In addition to the other remarkable features of the Sixth Circuit's ruling in Jones v. Nissan North America, No 09-5786 (August 18, 2011), that were discussed in a previous post, Employee "Regarded As" Suffering From Disability Where Employer Fabricated Work Restriction and Failed to Conduct Individualized Inquiry Regarding Employee's Actual Medical Condition, Sixth Circuit Rules, the Court also undertook to consider and ultimately reject application of the after-acquired evidence doctrine.

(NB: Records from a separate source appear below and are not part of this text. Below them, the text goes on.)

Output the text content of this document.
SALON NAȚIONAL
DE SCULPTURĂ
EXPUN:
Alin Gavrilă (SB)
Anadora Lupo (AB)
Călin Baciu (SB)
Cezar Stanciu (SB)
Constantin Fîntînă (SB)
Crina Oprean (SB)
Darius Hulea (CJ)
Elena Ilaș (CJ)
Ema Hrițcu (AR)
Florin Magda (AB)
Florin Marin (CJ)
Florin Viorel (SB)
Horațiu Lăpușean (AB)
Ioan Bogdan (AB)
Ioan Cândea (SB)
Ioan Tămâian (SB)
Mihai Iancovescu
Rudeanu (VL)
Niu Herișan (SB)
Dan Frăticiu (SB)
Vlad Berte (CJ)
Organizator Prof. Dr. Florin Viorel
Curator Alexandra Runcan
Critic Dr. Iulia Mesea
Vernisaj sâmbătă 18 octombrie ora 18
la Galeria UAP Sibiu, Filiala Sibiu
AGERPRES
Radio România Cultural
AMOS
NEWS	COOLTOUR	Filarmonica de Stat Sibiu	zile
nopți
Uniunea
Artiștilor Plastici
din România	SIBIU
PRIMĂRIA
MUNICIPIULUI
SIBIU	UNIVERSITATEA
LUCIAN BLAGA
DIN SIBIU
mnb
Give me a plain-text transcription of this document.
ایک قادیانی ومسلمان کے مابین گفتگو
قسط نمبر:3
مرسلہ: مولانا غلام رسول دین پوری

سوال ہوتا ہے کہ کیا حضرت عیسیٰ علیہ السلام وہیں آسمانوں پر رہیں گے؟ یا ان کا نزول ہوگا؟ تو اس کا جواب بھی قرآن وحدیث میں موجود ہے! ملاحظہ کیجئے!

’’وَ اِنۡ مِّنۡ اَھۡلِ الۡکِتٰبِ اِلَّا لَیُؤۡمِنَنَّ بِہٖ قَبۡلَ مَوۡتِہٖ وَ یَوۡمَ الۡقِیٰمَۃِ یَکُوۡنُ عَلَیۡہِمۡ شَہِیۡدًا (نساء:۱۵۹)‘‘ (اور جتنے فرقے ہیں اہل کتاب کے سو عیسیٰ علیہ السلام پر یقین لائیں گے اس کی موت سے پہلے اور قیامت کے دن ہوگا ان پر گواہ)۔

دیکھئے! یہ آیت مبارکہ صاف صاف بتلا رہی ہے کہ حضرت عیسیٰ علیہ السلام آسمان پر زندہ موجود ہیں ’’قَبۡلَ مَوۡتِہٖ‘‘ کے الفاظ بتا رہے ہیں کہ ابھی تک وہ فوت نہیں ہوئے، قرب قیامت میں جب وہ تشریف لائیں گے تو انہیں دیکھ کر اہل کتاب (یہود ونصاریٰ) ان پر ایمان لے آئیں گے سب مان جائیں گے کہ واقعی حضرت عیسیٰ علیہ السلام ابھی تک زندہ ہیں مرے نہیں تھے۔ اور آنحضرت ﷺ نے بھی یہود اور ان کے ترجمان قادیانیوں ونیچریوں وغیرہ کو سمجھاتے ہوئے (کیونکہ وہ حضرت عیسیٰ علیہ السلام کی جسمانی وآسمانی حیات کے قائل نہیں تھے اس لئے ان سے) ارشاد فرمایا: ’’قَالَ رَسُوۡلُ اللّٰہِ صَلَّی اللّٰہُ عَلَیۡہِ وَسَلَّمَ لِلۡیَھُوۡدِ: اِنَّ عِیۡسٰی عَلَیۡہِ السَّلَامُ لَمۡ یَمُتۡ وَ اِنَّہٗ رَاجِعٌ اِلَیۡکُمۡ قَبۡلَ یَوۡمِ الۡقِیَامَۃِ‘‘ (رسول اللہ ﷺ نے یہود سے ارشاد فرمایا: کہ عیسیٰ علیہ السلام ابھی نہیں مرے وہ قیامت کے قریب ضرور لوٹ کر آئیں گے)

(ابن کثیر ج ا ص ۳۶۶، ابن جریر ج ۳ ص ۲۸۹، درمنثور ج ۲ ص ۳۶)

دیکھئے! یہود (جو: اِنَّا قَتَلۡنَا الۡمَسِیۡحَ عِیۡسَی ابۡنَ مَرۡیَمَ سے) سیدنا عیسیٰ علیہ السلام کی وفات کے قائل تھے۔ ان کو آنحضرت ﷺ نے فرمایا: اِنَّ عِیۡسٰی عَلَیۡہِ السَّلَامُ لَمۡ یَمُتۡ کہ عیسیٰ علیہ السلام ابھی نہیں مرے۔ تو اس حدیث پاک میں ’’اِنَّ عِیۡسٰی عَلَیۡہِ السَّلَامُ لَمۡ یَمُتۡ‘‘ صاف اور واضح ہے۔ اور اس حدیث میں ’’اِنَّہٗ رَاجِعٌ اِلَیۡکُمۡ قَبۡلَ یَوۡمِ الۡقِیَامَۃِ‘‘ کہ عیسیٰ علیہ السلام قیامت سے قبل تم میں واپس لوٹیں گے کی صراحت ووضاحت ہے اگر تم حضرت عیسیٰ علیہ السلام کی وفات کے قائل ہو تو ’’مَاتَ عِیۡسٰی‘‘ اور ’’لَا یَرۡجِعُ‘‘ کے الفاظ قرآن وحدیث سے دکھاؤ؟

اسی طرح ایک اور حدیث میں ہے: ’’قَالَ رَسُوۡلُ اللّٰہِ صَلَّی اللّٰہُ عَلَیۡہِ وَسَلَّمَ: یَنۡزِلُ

After Nissan fabricated a work restriction applicable to Jones and then used that fabricated restriction to run him out of its workforce, Nissan placed Jones on unpaid medical leave. Jones wasn't technically terminated; he just did not work, was not paid and had no benefits. After a few months of this and in order to support his family, Jones went out and got a job, but he didn't get Nissan's permission to do so beforehand. Later, when Jones filed suit over Nissan's fabrication of the work restriction, Nissan argued successfully in the district court that Jones's remedies should be reduced under the after-acquired evidence doctrine recognized in McKennon v. Nashville Banner Publ'g Co., 513 U.S. 352 (1995). McKennon stands for the proposition that the remedies of a wrongfully terminated employee may be limited where the employer discovers after the fact grounds on which it claims it could and would have fired the employee anyway.
Jones's situation had a twist, though. His allegedly wrongful act -- going out and getting a job to support his family without Nissan's permission and after Nissan had fabricated a work restriction to get him out of its workforce -- occurred long after the effective and practical termination of Jones's employment by Nissan. After surveying the caselaw and concluding that the authorities were split on whether the after-acquired evidence doctrine applied in this situation, the Sixth Circuit concluded that it did not based on a simple, tort-like proximate causation analysis:
Were it not for Nissan's wrongful imposition of medical restrictions rendering Jones medically unfit for any position that Nissan, Jones would not have been in the position of seeking employment without Nissan's permission in violation of its rules. Without Nissan's wrongful conduct, Jones would not have violated any rule. We therefore conclude that it was error to give the McKennon instruction limiting damages.